By Richard Master
USA Today, Feb. 7, 2018
Amazon, Berkshire Hathaway and JPMorgan Chase announced last week that they would be forming a new company aimed at reducing employee health care costs. This decision was a response to what small, mid-sized and large business owners and CEOs have known for a long time: The private insurance system is strangling the U.S. economy.
As the founder and CEO of a mid-sized company that employs 180 people in the United States, I know this well. In 2018, we will pay $2.8 million to insure our workers and their families. Year after year, we have wrestled with the costs of our health care plans. And despite trying every trick in the book, our per-employee costs have tripled over the past 14 years.
A family plan in 2018 will cost us $27,000, which is higher than the annual salary of one-third of all working Americans. To put it another way, we are paying $13.50 per hour per employee just to cover the health care benefit. It’s a model that’s completely unsustainable, and needs to change.
According to their statement, this new health care company will pursue technology solutions to provide health care and lower costs. The real game-changer is that the company will be “free from profit-making incentives and constraints.”
They’re inches away from a major revelation: The way to fix health care for all people — not just those who are employed by monolithic corporations — is to de-commercialize the health insurance system.
In announcing the new partnership, Berkshire Hathaway Chairman Warren Buffett called the costs of healthcare “a hungry tapeworm on the American economy.” He’s right. But, combined, these three companies employ about 1.1 million people. Even accounting for dependents, this new company will, at best, serve 1% of the population. I’m looking for a solution that would help the other 99%: Medicare for All.
In the United States, we rely on private, for-profit insurance companies to finance our health care system. Over 157 million Americans are getting their coverage from employer based plans. Another 21.9 million have purchased insurance individually.
In theory, an insurance company exists to help negotiate with providers, and minimize the amount that patients and families are paying for healthcare. However, health insurance executives have the same motivation as the leader of any other company: profit.
That motivation is holding patients, workers and every other sector of our economy hostage to high premiums, and large out of pocket expenses. It is no coincidence that while health insurance companies are using hundreds of billions annually for their own sales and marketing, administrative overhead and profits, we are suffering under the most complex and expensive system in the world.
This is an existential threat to our businesses and our economy.
The high costs of health care, fueled by the profit motivation in the private insurance system, can be directly linked to the decreased take-home pay for workers; businesses not having capital to expand to new markets, create new jobs, or invest in new technologies; and medical bills as the number one cause of bankruptcy in the United States.
While some companies have the resources to do what Berkshire Hathaway, Amazon and JPMorgan Chase are doing, most don’t.
I certainly couldn’t do it for my employees, even though I wish I could.
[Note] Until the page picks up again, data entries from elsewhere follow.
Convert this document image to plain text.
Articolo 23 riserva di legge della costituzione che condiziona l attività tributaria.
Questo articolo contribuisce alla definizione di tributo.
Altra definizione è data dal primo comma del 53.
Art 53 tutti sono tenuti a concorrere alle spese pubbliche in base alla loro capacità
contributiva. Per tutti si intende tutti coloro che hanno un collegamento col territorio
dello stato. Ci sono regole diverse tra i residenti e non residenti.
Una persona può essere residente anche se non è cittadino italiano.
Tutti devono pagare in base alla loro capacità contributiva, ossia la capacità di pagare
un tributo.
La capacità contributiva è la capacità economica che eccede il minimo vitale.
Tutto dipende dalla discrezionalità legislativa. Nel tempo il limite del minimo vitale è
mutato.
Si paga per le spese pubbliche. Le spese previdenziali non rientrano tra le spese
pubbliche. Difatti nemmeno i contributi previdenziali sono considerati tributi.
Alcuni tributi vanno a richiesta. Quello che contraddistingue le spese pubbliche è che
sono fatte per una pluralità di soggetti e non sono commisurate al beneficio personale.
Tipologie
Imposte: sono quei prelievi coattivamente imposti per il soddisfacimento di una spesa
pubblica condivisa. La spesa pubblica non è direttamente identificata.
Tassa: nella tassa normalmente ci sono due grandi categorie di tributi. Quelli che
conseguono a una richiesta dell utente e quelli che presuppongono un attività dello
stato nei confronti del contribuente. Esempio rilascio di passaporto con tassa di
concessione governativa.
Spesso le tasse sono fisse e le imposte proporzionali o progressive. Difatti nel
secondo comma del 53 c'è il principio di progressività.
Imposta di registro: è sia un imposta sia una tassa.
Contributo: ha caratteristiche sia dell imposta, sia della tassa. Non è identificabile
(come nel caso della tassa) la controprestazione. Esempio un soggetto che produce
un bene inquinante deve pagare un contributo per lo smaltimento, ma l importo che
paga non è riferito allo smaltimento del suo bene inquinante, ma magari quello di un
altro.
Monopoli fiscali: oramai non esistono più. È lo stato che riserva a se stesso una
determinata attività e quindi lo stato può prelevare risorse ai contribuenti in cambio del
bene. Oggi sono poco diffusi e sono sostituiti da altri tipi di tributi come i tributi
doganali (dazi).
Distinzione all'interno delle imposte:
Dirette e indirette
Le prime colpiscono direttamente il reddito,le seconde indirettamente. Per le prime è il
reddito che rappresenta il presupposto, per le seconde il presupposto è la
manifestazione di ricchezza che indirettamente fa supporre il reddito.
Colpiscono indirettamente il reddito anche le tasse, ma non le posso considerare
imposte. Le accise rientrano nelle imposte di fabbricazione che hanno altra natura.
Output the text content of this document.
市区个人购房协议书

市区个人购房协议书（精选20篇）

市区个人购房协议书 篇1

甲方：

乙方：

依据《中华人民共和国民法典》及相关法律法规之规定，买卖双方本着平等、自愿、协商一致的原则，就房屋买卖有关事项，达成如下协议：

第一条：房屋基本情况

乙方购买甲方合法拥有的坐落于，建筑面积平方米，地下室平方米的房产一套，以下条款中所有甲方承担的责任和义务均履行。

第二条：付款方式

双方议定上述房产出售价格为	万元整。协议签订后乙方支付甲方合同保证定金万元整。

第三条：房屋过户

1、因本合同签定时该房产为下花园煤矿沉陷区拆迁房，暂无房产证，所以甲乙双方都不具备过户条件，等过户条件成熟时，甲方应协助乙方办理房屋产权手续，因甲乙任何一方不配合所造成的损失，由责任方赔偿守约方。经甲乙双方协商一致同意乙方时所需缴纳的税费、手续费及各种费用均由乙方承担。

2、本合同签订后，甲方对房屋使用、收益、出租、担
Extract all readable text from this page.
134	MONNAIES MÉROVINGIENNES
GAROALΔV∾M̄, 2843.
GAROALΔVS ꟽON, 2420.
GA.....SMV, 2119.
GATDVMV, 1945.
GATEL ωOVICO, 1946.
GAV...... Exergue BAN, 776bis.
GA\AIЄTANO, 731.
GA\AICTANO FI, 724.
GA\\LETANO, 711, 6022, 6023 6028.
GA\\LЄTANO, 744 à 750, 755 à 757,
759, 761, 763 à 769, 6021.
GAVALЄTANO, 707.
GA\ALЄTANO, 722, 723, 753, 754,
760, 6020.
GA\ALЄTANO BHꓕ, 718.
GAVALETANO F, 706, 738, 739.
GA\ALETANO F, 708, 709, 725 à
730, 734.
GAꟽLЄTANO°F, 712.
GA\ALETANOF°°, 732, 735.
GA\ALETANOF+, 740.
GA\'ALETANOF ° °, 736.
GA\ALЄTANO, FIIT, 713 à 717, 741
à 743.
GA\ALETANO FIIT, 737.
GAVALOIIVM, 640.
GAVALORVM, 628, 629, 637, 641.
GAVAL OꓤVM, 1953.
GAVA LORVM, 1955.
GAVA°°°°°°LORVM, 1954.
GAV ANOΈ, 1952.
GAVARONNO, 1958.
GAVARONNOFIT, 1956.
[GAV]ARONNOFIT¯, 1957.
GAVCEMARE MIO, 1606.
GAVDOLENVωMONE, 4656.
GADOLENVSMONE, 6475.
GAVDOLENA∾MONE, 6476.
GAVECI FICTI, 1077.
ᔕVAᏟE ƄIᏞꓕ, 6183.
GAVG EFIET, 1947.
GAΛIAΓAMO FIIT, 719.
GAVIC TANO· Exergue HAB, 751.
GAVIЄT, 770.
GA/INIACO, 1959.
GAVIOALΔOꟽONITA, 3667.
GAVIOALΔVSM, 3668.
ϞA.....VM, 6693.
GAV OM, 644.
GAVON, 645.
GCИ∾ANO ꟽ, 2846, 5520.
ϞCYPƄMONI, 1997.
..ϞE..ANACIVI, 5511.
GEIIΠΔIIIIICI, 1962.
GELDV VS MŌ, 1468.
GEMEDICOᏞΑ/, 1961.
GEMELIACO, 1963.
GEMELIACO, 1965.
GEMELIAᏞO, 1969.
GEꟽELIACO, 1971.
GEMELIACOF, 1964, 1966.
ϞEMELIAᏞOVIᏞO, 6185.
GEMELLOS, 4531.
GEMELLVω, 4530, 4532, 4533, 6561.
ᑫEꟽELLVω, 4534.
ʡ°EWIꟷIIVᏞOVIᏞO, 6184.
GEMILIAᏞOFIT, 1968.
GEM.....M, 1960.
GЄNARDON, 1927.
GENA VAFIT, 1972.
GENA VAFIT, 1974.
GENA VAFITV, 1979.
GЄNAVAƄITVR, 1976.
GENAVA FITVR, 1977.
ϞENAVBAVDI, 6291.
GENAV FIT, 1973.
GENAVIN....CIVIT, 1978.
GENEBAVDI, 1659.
That’s why, if we are going to achieve an improved system for all of our citizens, what we really need is Medicare for all. Whether they know it or not, the leadership of these three companies made a strong case for removing profit from our health care system, and I hope our politicians are listening.
Richard Master is founder and CEO of MCS Industries, executive producer of multiple documentaries on the U.S. health care system, and founder of the Business Initiative for Health Policy.